Remembrance of My Father – Rev. Barnabas Cheung
by Henri Cheung
As you may have learnt from my father’s biography, his story began when he committed his life to the Lord and His ministries. From his humble beginning as a missionary in Vietnam and Laos, to his very last mission trip to Peru last year, he truly had embraced and loved all the peoples he met, especially the ethnic minorities. My father told me that he’d rather go and preach to those unreached in the remotest part of the world than to places where many are already there.
He shared his faith journey with my mom and his three children, Deborah, Noah and me. For as long as I can remember, my father often taught us to always be faithful to the Lord, no matter the life circumstances. In fact, in our weekly family worship at home, my father loved to sing the hymn “Be True.” That is the music you heard earlier in the video tribute. In my mind, I can still hear him saying, “Let’s sing #200 of the Hymnal (宣道詩), Be True (要忠心).” He often led the family sing hymns and told stories to us. He loves to tell a story, whether you want to listen or not.
My father’s health was a miracle, a testament of God’s healing and protection. From the beginning of his ministry in Laos, my father begin to have episodes of coughing out blood after long series of preaching. When I was 6 years old, one day we came home to find my father passed out from heavy bleeding. We didn’t know better; we just thought he was taking an afternoon nap. Later when a medical missionary from US visited Laos, he told my father that the only way to treat this was a surgery. However, the risks of such surgery include the loss of the ability to talk. My father would rather take the risk of continual bleeding than not being able to talk again. Over the years, his bleeding never ceased but so was his determination of preaching the Word of God. The thorn in his body had always been there, but that thorn did not kill his ministry.

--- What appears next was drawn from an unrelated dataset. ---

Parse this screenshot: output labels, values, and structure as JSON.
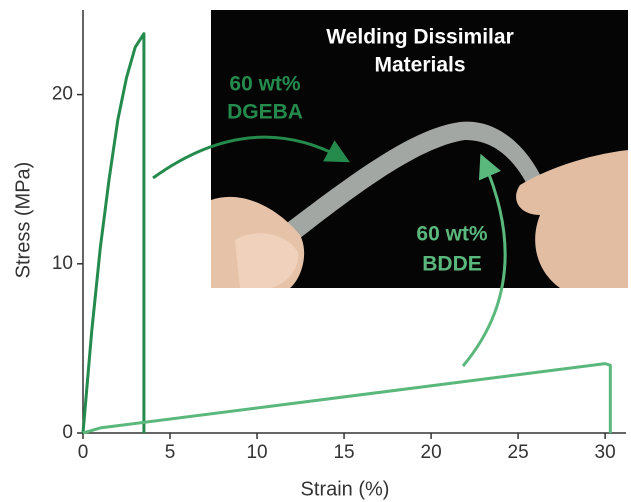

My mom and dad always lived a simple and frugal life. They did that to alleviate the financial burden on the church. However, Dad was always generous to those in needs, and to the church and seminary that he loved. He also was generous to his family, his children and grandchildren.
My father didn’t care much for worldly recognition. In the 80s, he received an honorary doctorate degree for his lifelong mission work. He told us that he’d rather not tell others about this degree during his lifetime. He didn’t want this to overshadow the title he held more dearly as a Reverend. To him, being a pastor—a servant of God—is the greatest honor of all.

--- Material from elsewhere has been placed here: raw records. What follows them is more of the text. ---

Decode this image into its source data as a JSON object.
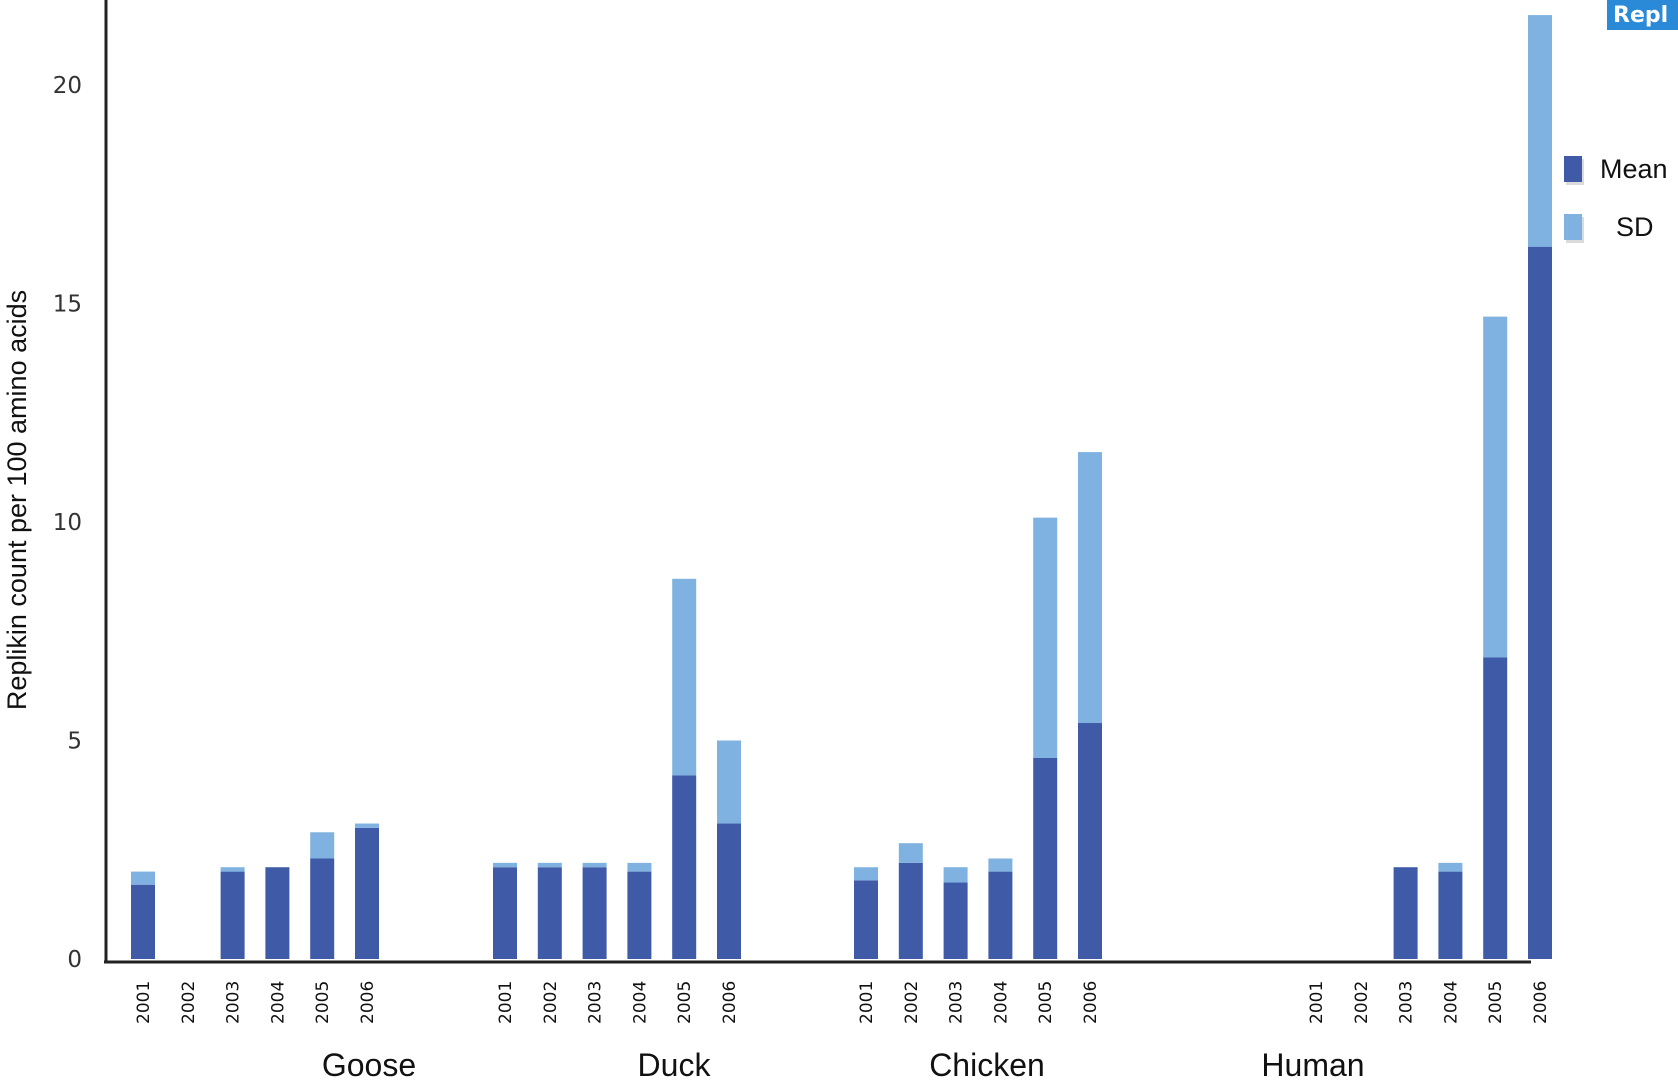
{
  "chart_data": {
    "type": "bar",
    "stacked": true,
    "ylabel": "Replikin count per 100 amino acids",
    "ylim": [
      0,
      22
    ],
    "yticks": [
      0,
      5,
      10,
      15,
      20
    ],
    "groups": [
      {
        "name": "Goose",
        "years": [
          "2001",
          "2002",
          "2003",
          "2004",
          "2005",
          "2006"
        ],
        "mean": [
          1.7,
          0,
          2.0,
          2.1,
          2.3,
          3.0
        ],
        "sd": [
          0.3,
          0,
          0.1,
          0.0,
          0.6,
          0.1
        ]
      },
      {
        "name": "Duck",
        "years": [
          "2001",
          "2002",
          "2003",
          "2004",
          "2005",
          "2006"
        ],
        "mean": [
          2.1,
          2.1,
          2.1,
          2.0,
          4.2,
          3.1
        ],
        "sd": [
          0.1,
          0.1,
          0.1,
          0.2,
          4.5,
          1.9
        ]
      },
      {
        "name": "Chicken",
        "years": [
          "2001",
          "2002",
          "2003",
          "2004",
          "2005",
          "2006"
        ],
        "mean": [
          1.8,
          2.2,
          1.75,
          2.0,
          4.6,
          5.4
        ],
        "sd": [
          0.3,
          0.45,
          0.35,
          0.3,
          5.5,
          6.2
        ]
      },
      {
        "name": "Human",
        "years": [
          "2001",
          "2002",
          "2003",
          "2004",
          "2005",
          "2006"
        ],
        "mean": [
          0,
          0,
          2.1,
          2.0,
          6.9,
          16.3
        ],
        "sd": [
          0,
          0,
          0.0,
          0.2,
          7.8,
          5.3
        ]
      }
    ],
    "legend": {
      "position": "right",
      "items": [
        {
          "label": "Mean",
          "color": "#3f5aa6"
        },
        {
          "label": "SD",
          "color": "#7fb2e0"
        }
      ]
    },
    "colors": {
      "mean": "#3f5aa6",
      "sd": "#7fb2e0"
    },
    "corner_badge": "Repl"
  }
}
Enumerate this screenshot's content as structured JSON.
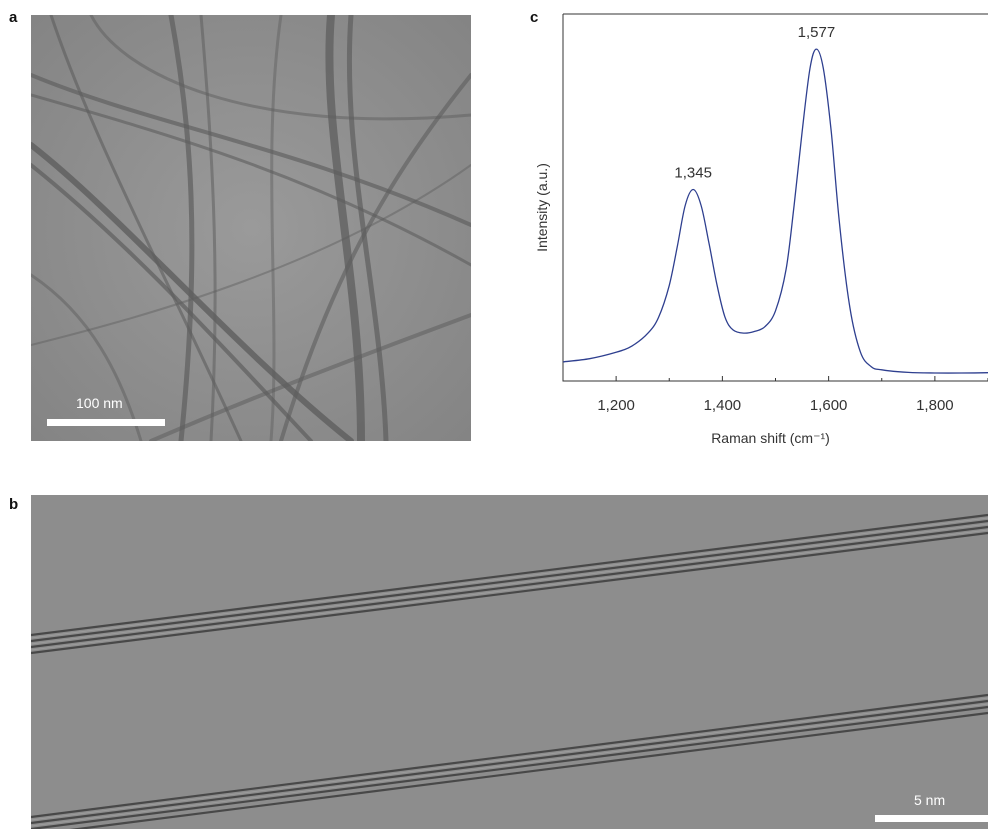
{
  "panel_a": {
    "letter": "a",
    "scale_bar_label": "100 nm"
  },
  "panel_b": {
    "letter": "b",
    "scale_bar_label": "5 nm"
  },
  "panel_c": {
    "letter": "c"
  },
  "chart_data": {
    "type": "line",
    "xlabel": "Raman shift (cm⁻¹)",
    "ylabel": "Intensity (a.u.)",
    "xlim": [
      1100,
      1900
    ],
    "ylim": [
      0,
      1.15
    ],
    "xticks": [
      1200,
      1300,
      1400,
      1500,
      1600,
      1700,
      1800,
      1900
    ],
    "xtick_labels": [
      "1,200",
      "1,400",
      "1,600",
      "1,800"
    ],
    "xtick_label_values": [
      1200,
      1400,
      1600,
      1800
    ],
    "grid": false,
    "color": "#2e3f8f",
    "series": [
      {
        "x": [
          1100,
          1150,
          1200,
          1230,
          1260,
          1280,
          1300,
          1315,
          1330,
          1345,
          1360,
          1375,
          1390,
          1405,
          1420,
          1440,
          1460,
          1480,
          1500,
          1520,
          1535,
          1550,
          1565,
          1577,
          1590,
          1605,
          1620,
          1640,
          1660,
          1680,
          1700,
          1750,
          1800,
          1850,
          1900
        ],
        "y": [
          0.06,
          0.07,
          0.09,
          0.11,
          0.15,
          0.2,
          0.3,
          0.42,
          0.55,
          0.6,
          0.55,
          0.43,
          0.3,
          0.2,
          0.16,
          0.15,
          0.155,
          0.17,
          0.22,
          0.35,
          0.55,
          0.78,
          0.98,
          1.04,
          0.98,
          0.78,
          0.5,
          0.23,
          0.09,
          0.045,
          0.035,
          0.027,
          0.025,
          0.025,
          0.026
        ]
      }
    ],
    "annotations": [
      {
        "text": "1,345",
        "x": 1345,
        "y": 0.6
      },
      {
        "text": "1,577",
        "x": 1577,
        "y": 1.04
      }
    ]
  }
}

Dad loved all the brothers and sisters at Chinese Christian & Missionary Church, a church he founded and served for 36 years. At the beginning of his last hospital stay, he was upset because sending him to the hospital Friday night meant robbing him of the opportunity to go to church that Sunday. Greeting, shaking hands, and laughing with everyone at CCMC was something he looked forward to all week long.

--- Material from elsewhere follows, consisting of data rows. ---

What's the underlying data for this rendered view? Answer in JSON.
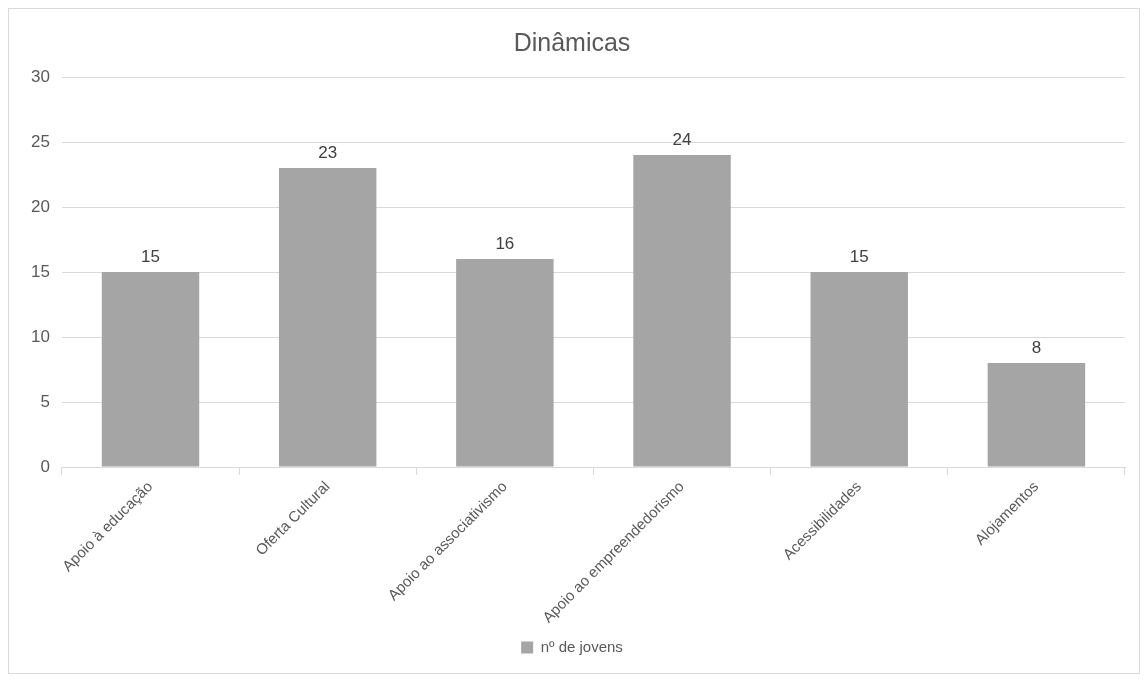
{
  "chart_data": {
    "type": "bar",
    "title": "Dinâmicas",
    "categories": [
      "Apoio à educação",
      "Oferta Cultural",
      "Apoio ao associativismo",
      "Apoio ao empreendedorismo",
      "Acessibilidades",
      "Alojamentos"
    ],
    "series": [
      {
        "name": "nº de jovens",
        "color": "#a5a5a5",
        "values": [
          15,
          23,
          16,
          24,
          15,
          8
        ]
      }
    ],
    "ylim": [
      0,
      30
    ],
    "yticks": [
      0,
      5,
      10,
      15,
      20,
      25,
      30
    ],
    "grid": "y",
    "legend": "bottom",
    "data_labels": true
  }
}
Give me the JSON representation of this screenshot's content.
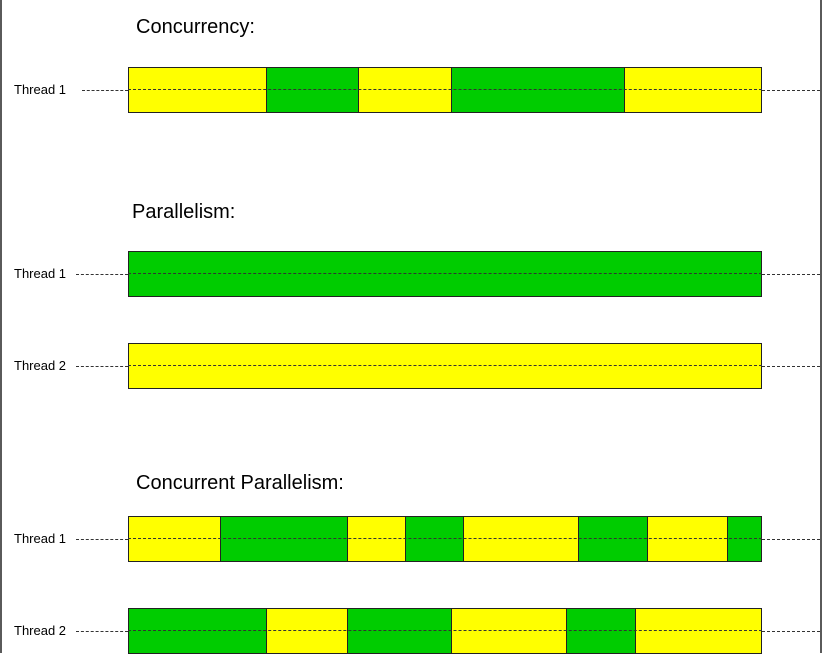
{
  "colors": {
    "green": "#00cc00",
    "yellow": "#ffff00"
  },
  "sections": [
    {
      "title": "Concurrency:",
      "threads": [
        {
          "label": "Thread 1",
          "segments": [
            {
              "color": "yellow",
              "units": 138
            },
            {
              "color": "green",
              "units": 92
            },
            {
              "color": "yellow",
              "units": 92
            },
            {
              "color": "green",
              "units": 173
            },
            {
              "color": "yellow",
              "units": 138
            }
          ]
        }
      ]
    },
    {
      "title": "Parallelism:",
      "threads": [
        {
          "label": "Thread 1",
          "segments": [
            {
              "color": "green",
              "units": 634
            }
          ]
        },
        {
          "label": "Thread 2",
          "segments": [
            {
              "color": "yellow",
              "units": 634
            }
          ]
        }
      ]
    },
    {
      "title": "Concurrent Parallelism:",
      "threads": [
        {
          "label": "Thread 1",
          "segments": [
            {
              "color": "yellow",
              "units": 92
            },
            {
              "color": "green",
              "units": 127
            },
            {
              "color": "yellow",
              "units": 58
            },
            {
              "color": "green",
              "units": 58
            },
            {
              "color": "yellow",
              "units": 115
            },
            {
              "color": "green",
              "units": 69
            },
            {
              "color": "yellow",
              "units": 80
            },
            {
              "color": "green",
              "units": 35
            }
          ]
        },
        {
          "label": "Thread 2",
          "segments": [
            {
              "color": "green",
              "units": 138
            },
            {
              "color": "yellow",
              "units": 81
            },
            {
              "color": "green",
              "units": 104
            },
            {
              "color": "yellow",
              "units": 115
            },
            {
              "color": "green",
              "units": 69
            },
            {
              "color": "yellow",
              "units": 127
            }
          ]
        }
      ]
    }
  ]
}
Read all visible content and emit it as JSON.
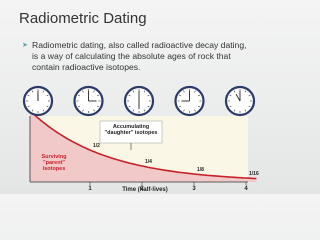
{
  "header": {
    "title": "Radiometric Dating"
  },
  "body": {
    "text": "Radiometric dating, also called radioactive decay dating, is a way of calculating the absolute ages of rock that contain radioactive isotopes."
  },
  "figure": {
    "daughter_label": "Accumulating \"daughter\" isotopes",
    "parent_label": "Surviving \"parent\" isotopes",
    "fractions": [
      "1/2",
      "1/4",
      "1/8",
      "1/16"
    ],
    "xticks": [
      "1",
      "2",
      "3",
      "4"
    ],
    "xlabel": "Time (half-lives)"
  }
}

My family sorely missed Dad in our human way when he passed on to the other side of glory on June 27. Yet God’s timing and plan are always perfect. During his last 7 weeks of life, my father could not eat or talk—two simple things that he loved. Despite this suffering, God was indeed merciful. The day before his passing, he was able to spend some quality time with all three grandsons together—Justin, Enoch and Austin. He smiled brightly and lovingly, communicating with them through hand gestures. Inside his body, his disease was eating him up. Outside, he gave a bright smile for his grandsons. He said goodbye to them as they left for church fellowship that evening. What a legacy of faith and perseverance he was passing to his grandchildren! God is merciful because I am certain that those beautiful moments were in his mind when he departed.
Today, we take great comfort knowing that my father is sharing a huge feast and a laugh with his old friends in heaven. He is finally in Jesus’ outstretched arms, resting in a home he had been preaching about and longing for.
It is our family’s wish to carry on my father’s legacy and passion for mission work with the “Rev. Barnabas Cheung Memorial Mission Fund.” We pray this memorial fund will carry on some of his lifelong mission works and beyond.
On behalf of my family, I would like to express our gratitude to all of you. You have walked, shared, prayed and supported my father’s life journey. He fought a good fight, not only in the mission field, but also during his illness. I hope that my father’s journey is a testimony of God’s provision and sovereignty. May God’s Word continue to provide peace and encouragement to you, knowing that we may have troubles in this world but Jesus has already overcome the world! Praise the Lord!